Loan demand drops off in Q1 for C&I, CRE, RRE, Fed lending officer survey finds; credit card standards tighten

Demand for commercial and industrial (C&I) loans weakened in the first quarter, which was a similar story for many household loans, according to a report issued by the Federal Reserve Monday.

In its April 2025 Senior Loan Officer Opinion Survey on Bank Lending Practices (SLOOS) — which addresses changes in the standards and terms on, and demand for, bank loans to businesses and households over the past three months (generally corresponding to the first quarter of 2025) — the Fed said banks reported the lower demand for the C&I loans and tighter lending standards.

For commercial real estate (CRE) loans, the SLOOS reported, banks reported tighter or basically unchanged lending standards, and weaker or basically unchanged demand.

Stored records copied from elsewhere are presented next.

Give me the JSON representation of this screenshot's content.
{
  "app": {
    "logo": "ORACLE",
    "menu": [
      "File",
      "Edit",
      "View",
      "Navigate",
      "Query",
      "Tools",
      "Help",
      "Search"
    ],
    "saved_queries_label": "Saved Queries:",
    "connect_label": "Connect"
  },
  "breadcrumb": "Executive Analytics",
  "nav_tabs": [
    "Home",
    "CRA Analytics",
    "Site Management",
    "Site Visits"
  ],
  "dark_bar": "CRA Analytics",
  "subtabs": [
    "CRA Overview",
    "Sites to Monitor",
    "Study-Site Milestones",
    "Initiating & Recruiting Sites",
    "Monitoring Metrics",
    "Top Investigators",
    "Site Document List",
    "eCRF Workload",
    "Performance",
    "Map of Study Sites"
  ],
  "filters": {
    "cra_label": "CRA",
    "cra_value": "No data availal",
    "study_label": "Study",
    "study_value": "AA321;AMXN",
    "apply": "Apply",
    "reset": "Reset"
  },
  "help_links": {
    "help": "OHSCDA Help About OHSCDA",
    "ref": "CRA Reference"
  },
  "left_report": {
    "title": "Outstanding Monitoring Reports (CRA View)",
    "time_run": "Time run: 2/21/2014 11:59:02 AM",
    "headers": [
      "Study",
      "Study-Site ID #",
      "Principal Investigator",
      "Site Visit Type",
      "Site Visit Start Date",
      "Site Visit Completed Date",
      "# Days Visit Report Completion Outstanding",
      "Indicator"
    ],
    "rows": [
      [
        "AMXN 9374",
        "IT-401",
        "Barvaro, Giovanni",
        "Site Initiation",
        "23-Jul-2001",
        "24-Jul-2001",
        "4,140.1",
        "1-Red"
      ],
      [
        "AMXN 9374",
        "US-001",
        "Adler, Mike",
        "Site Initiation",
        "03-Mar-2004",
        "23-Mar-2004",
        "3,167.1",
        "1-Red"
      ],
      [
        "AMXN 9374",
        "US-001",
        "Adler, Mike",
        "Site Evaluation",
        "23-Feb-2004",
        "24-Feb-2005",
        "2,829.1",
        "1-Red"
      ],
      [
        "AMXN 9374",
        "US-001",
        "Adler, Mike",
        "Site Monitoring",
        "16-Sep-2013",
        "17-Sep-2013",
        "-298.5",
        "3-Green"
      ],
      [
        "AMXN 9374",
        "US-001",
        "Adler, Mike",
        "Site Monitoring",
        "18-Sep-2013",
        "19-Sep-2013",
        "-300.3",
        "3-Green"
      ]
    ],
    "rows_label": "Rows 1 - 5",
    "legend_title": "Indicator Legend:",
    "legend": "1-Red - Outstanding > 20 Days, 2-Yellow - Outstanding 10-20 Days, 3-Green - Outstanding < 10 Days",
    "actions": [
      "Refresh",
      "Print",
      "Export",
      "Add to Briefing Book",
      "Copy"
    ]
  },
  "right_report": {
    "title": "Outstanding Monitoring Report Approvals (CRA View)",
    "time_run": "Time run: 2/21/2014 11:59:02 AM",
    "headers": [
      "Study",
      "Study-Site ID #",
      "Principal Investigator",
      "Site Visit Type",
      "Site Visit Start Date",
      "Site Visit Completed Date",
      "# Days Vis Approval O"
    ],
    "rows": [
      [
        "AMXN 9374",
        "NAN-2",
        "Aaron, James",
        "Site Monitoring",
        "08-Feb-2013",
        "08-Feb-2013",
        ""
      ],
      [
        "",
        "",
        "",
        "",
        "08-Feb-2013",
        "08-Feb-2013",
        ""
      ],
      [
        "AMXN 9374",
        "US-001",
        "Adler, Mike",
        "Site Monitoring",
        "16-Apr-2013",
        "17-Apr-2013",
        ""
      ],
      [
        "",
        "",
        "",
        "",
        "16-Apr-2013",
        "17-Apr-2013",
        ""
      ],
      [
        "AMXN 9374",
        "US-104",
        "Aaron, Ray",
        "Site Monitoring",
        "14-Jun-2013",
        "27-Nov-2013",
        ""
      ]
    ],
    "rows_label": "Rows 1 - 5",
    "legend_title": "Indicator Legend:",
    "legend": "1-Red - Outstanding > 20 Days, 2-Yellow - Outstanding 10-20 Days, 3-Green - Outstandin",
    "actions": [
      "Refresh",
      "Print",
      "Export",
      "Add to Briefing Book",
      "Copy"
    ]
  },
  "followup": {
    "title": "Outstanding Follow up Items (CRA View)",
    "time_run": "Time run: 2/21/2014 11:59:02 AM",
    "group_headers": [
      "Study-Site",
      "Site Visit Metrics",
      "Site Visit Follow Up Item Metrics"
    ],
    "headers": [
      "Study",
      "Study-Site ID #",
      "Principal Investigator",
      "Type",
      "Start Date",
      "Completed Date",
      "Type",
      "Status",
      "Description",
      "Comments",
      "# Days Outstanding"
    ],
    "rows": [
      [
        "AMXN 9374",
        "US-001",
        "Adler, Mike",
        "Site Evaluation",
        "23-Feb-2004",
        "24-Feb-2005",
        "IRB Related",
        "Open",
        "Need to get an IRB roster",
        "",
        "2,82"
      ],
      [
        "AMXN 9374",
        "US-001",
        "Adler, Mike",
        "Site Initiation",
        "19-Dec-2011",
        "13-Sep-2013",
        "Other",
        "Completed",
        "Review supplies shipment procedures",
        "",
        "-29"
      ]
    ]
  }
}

“For all CRE loan categories, banks reported having tightened policies related to loan-to-value ratios and debt service coverage ratios,” the Fed said detailing responses to special questions on the survey regarding changes in lending policies and demand for the loans.

“For some CRE loan categories, banks also tightened policies related to market areas served and the length of interest-only payment periods,” the Fed said. “For office loans, banks reported having tightened all queried policies on such loans over the past year.

For household loans, the Fed said, its survey found weaker demand for several categories, including residential real estate (RRE), credit card and other consumer loans. Demand for auto loans was unchanged.

Standards for RRE were unchanged, along with auto and other consumer consumers. Credit card borrowers faced tightened standards, the Fed said.

However, demand was stronger for loans for home equity lines of credit (HELOCs), the agency said, with unchanged lending standards.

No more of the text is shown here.